TREADMILLS GOT A BIT MORE ENTERTAINING
Technogym was the first equipment manufacturer to introduce an embedded television in its treadmills in 2002. This also created the ability to connect digitally to track all of a user’s workout data. In 2007, the Life Fitness treadmill’s Elevation Line hit the market, and became the first treadmill with iPod compatibility.
Also in 2007, NordicTrack iFit partnered with Google Maps to bring street view to its treadmills, which automatically adjusted speed, incline and decline based on the natural terrain of the route. In 2009, NordicTrack invented the Incline Trainer, which is “the only treadmill that can reach an incline of up to 40% and a decline of 6%,” says Colleen Logan, VP of Marketing at NordicTrack and iFit
YOU CAN WALK WHILE WORKING
With the advent of treadmill desks in 1999, you could work and workout at the same time.

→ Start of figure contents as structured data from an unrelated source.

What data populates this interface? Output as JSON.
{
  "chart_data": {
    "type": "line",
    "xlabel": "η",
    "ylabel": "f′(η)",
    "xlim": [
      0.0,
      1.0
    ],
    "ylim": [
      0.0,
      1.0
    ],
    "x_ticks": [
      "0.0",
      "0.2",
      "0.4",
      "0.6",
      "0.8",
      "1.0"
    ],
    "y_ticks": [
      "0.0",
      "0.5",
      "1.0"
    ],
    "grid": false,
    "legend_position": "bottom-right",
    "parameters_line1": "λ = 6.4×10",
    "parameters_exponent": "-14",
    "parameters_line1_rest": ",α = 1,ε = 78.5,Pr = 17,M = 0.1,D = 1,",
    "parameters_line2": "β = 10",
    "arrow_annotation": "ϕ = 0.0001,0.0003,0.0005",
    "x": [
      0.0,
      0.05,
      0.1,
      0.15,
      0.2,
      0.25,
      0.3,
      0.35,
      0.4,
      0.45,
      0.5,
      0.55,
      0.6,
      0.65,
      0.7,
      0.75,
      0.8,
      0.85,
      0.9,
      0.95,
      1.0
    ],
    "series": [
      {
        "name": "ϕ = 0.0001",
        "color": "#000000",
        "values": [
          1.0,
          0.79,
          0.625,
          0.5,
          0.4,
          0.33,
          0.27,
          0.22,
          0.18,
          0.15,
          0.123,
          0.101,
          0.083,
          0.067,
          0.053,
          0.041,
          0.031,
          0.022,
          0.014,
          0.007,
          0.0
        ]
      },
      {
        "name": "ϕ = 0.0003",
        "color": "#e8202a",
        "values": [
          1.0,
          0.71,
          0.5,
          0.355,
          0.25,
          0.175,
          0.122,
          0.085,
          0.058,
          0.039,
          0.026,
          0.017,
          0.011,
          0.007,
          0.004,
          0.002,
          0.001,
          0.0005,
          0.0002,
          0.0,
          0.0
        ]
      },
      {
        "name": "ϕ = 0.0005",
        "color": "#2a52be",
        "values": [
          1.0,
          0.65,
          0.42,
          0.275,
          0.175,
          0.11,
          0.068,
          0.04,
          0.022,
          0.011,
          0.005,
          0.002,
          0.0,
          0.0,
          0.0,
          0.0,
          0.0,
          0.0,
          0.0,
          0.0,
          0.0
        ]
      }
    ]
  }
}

A computer desk that has a treadmill underneath comes in an all-in-one system, or with mix-and-match components. You are able to walk while working on a computer or even attend a video conference — and give new meaning to a walking meeting.
YOUR DOG CAN RUN ON ITS OWN TREADMILL
Dog treadmills are available for both home and clinical use. With human supervision, a dog treadmill usually has a long running surface, open front and back entries and side rails to prevent the pet from falling off. Many veterinary and animal rehabilitation clinics offer underwater treadmill therapy as part of their pet rehab programs.